El tratamiento médico definitivo en la disección aórtica está indicado en la disección distal no complicada, en la disección aislada del arco aórtico no complicada, y en la disección crónica proximal o distal no complicada. En el hematoma intramural, las indicaciones del tratamiento médico son las mismas. El tratamiento médico en la úlcera penetrante está indicado en los pacientes sin complicaciones. Se recomienda que la tensión arterial sistólica esté por debajo de 130 mm Hg.

 

Tratamiento quirúrgico

La cirugía debe realizarse lo antes posible, para evitar la aparición o agravamiento de las complicaciones. El tratamiento quirúrgico consiste en resecar el desgarro de la íntima y obliterar la entrada de la falsa vía uniendo con material de sutura los bordes de la aorta disecada a nivel proximal y distal. Si la pared aórtica es muy friable, se coloca un parche de teflon para protegerla y evitar que los puntos de sutura se desgarren. Luego se restablece la continuidad aórtica uniendo los bordes o interponiendo un injerto de material protésico.

También se puede colocar una prótesis intraluminal cuando la pared aórtica es muy friable y se puede utilizar sustancias esponjosas o gelatinosas para obliterar la falsa luz y pegar las capas disecadas. Si existe insuficiencia aórtica importante, las valvas afectadas deben sustentarse, a veces con sutura, pero con frecuencia se requiere implantar una prótesis valvular. En la disección proximal con insuficiencia aórtica se suele extirpar el segmento de aorta afectada y la válvula aórtica, sustituyéndolo por un tubo valvulado y reimplantando las arterias coronarias.

La complicación más frecuente de la cirugía de la disección aórtica es la hemorragia pulmonar.
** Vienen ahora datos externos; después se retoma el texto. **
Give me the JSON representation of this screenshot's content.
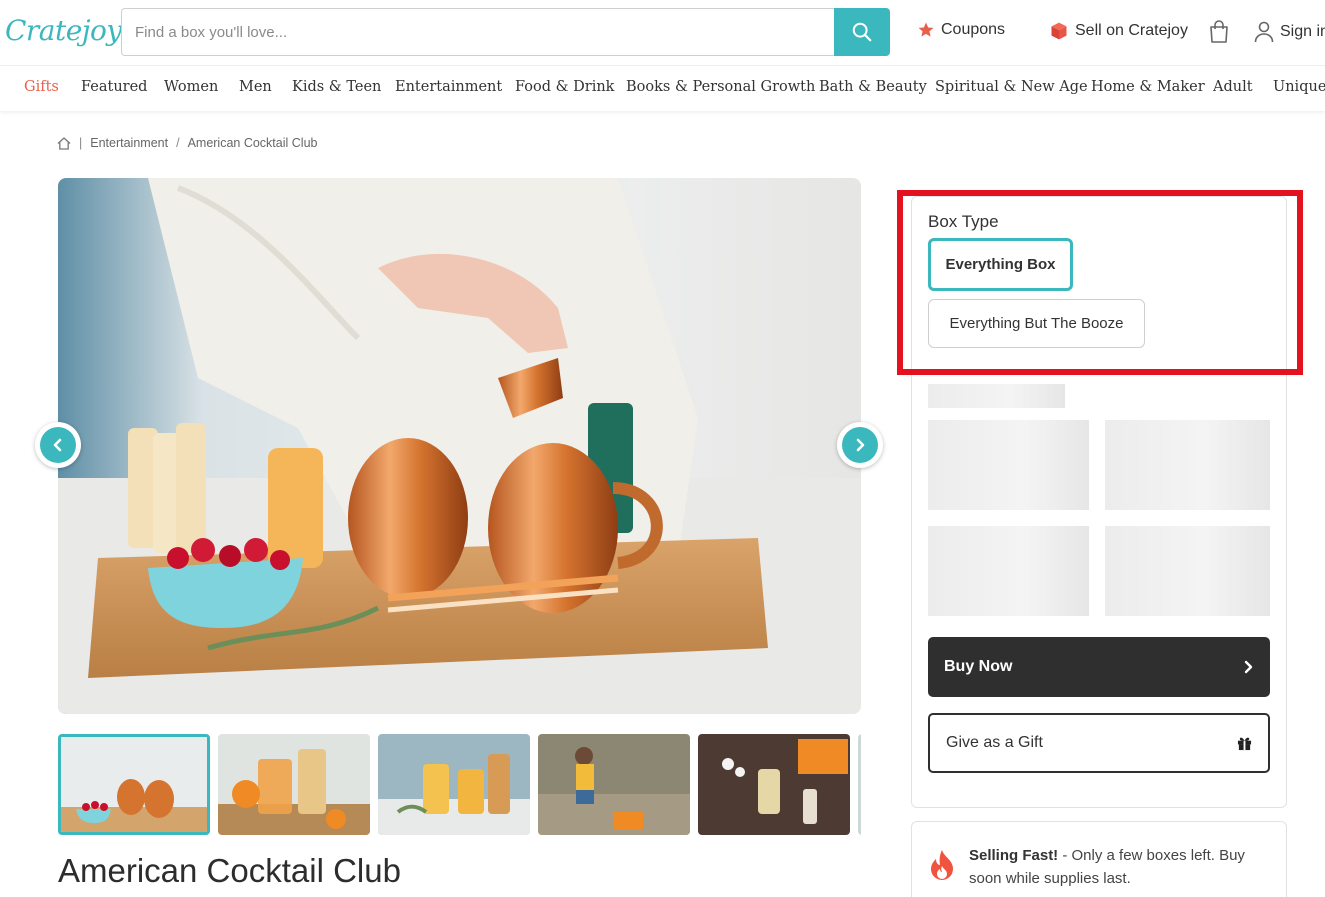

Son también frecuentes las infecciones pulmonares y la insuficiencia renal. La isquemia medular con paraplejia resultante es rara, pero grave.

El comportamiento del hematoma intramural es similar al de la disección aórtica clásica, por lo que la actitud terapéutica es la misma. En la úlcera arteriosclerótica penetrante, el tratamiento quirúrgico está indicado en pacientes hemodinámicamente inestables o los que tienen evidencia de pseudoaneurisma, dilatación aneurismática progresiva o rotura de pared aórtica; también son indicaciones de cirugía el dolor recurrente o continuo y la embolización distal. Los stent intraluminales colocados por vía percutánea han sido utilizados con un aparente éxito para reparar la aorta disecada.

 

Pronóstico

Con cualquiera de los tratamientos indicados, la supervivencia de los pacientes con disección aórtica a los 5 años es de un 80%. La complicación tardía más frecuente es la formación de un aneurisma localizado. La recidiva de la disección es posible, pero poco frecuente.

Otra complicación tardía es la insuficiencia aórtica. Un 30% de las muertes tardías son debidas a rotura aórtica, bien de un aneurisma localizado o por una nueva disección. El tiempo medio de aparición de los aneurismas localizados es de unos 2 años, pero su frecuencia disminuye posteriormente.

Estos aneurismas tienen una alta probabilidad de rotura, por lo que deben ser seguidos estrechamente y, si muestran una rápida expansión, deben ser tratados mediante cirugía. Por ello, los pacientes deben ser sometidos a estudios de imagen seriados, tales como la tomografía computarizada o la resonancia magnética nuclear.